Description
Describe the bug
While implementing K-shape clustering(#2661) I noticed that our implementation for the sbd_distance
differs slightly from how tslearn
handles it.
This doesn't matter for univariate series but for multivariate series we do see differences.
sbd_distance: finds the distance for each channel independently and then takes its average
normalized_cc: finds the correlations for each of the channels and then sums the max of each channels, and then normalizes using the norm of the the entire multivariate series.
I found another implementation of kshape online, one of its contributors is the original author of the kshapes paper (https://dl.acm.org/doi/pdf/10.1145/2723372.2737793).
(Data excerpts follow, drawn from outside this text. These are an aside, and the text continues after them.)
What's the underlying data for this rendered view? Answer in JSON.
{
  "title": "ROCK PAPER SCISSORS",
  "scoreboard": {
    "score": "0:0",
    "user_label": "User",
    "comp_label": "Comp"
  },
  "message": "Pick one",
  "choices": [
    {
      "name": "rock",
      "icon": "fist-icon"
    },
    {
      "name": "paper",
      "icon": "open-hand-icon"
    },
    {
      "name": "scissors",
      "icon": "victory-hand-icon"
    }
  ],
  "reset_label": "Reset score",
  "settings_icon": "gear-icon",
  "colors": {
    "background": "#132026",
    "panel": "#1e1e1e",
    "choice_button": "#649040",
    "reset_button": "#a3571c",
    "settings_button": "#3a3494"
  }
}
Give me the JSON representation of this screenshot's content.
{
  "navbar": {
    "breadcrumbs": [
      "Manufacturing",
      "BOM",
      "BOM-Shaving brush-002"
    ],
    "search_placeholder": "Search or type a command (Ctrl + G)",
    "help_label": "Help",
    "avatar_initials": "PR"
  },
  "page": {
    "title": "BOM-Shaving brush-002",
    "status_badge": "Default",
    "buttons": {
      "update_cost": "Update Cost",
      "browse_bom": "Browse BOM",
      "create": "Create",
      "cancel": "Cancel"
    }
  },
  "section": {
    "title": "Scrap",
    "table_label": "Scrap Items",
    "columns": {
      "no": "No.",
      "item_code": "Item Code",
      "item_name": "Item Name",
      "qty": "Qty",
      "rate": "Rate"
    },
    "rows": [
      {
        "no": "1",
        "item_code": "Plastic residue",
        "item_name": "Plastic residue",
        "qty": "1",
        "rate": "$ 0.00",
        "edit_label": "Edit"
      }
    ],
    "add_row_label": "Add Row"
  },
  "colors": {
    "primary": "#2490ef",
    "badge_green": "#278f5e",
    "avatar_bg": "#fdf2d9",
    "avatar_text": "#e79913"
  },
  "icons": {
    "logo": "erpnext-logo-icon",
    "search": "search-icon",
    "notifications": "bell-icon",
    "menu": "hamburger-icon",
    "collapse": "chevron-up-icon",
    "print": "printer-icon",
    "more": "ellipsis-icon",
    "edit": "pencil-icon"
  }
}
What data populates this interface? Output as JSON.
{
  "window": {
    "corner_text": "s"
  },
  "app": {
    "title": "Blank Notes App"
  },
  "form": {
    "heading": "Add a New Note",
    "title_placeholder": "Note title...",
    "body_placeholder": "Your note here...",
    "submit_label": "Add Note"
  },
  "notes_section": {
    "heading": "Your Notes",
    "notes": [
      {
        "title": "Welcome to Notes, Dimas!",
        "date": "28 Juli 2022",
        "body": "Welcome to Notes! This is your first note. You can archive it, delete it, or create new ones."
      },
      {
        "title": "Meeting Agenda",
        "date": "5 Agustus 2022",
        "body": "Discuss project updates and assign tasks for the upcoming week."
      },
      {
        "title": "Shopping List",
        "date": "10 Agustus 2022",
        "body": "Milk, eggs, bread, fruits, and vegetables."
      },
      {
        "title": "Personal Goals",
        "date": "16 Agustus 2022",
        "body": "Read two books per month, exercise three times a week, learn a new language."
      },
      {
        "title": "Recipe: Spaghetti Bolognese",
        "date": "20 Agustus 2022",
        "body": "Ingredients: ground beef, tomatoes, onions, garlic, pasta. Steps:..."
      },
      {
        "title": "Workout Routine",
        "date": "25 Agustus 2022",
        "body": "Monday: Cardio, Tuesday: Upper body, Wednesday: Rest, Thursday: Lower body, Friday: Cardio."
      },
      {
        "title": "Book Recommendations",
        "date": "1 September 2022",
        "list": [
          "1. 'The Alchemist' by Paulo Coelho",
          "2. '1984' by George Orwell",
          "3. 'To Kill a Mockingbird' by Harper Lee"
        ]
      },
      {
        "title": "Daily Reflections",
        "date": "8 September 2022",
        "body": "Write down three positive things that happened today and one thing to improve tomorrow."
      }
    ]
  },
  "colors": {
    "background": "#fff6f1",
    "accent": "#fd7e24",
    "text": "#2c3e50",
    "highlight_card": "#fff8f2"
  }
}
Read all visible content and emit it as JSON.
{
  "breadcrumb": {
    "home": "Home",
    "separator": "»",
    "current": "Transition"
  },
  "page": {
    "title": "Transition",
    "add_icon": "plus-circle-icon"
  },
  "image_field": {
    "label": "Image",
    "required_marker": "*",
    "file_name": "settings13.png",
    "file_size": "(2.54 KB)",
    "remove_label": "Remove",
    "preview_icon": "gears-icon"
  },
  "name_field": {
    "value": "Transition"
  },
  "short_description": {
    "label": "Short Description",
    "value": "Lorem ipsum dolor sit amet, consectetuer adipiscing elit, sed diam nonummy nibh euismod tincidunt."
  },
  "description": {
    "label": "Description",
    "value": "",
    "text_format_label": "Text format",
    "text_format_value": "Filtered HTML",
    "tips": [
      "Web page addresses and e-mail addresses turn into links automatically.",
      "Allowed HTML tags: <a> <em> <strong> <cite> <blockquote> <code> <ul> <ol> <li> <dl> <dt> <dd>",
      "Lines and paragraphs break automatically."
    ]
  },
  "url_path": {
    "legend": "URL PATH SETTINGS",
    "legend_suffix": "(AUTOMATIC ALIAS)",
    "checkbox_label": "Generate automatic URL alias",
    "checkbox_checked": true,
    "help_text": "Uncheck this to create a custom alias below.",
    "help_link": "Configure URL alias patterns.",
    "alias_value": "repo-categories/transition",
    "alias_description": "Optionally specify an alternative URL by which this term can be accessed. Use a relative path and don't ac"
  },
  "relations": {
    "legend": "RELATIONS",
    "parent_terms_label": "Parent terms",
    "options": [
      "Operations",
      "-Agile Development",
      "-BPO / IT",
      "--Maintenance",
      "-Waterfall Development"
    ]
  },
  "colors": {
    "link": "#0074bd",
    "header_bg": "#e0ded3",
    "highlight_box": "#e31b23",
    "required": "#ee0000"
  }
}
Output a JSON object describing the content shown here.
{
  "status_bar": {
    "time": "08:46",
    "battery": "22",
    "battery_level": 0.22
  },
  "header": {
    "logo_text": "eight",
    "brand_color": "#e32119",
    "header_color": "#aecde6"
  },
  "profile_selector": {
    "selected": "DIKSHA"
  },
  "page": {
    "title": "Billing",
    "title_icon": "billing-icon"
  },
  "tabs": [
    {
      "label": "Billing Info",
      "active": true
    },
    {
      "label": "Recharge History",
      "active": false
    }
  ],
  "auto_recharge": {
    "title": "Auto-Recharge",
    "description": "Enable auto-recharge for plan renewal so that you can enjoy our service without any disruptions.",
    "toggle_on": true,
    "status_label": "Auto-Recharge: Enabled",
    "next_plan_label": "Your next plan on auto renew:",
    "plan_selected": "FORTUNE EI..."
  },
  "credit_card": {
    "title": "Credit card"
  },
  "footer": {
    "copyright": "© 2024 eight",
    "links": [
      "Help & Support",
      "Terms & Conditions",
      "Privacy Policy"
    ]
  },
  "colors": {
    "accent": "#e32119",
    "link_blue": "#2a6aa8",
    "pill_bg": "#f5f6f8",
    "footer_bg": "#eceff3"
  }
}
They handle this the same way as tslearn
. https://github.com/TheDatumOrg/kshape-python
I am not sure if this is an intentional choice but this changes the final clustering output.
If we use aeon's sbd distances for k-shape clustering we will have to change the test cases to reflect the same, but then we wouldn't have something to compare it against.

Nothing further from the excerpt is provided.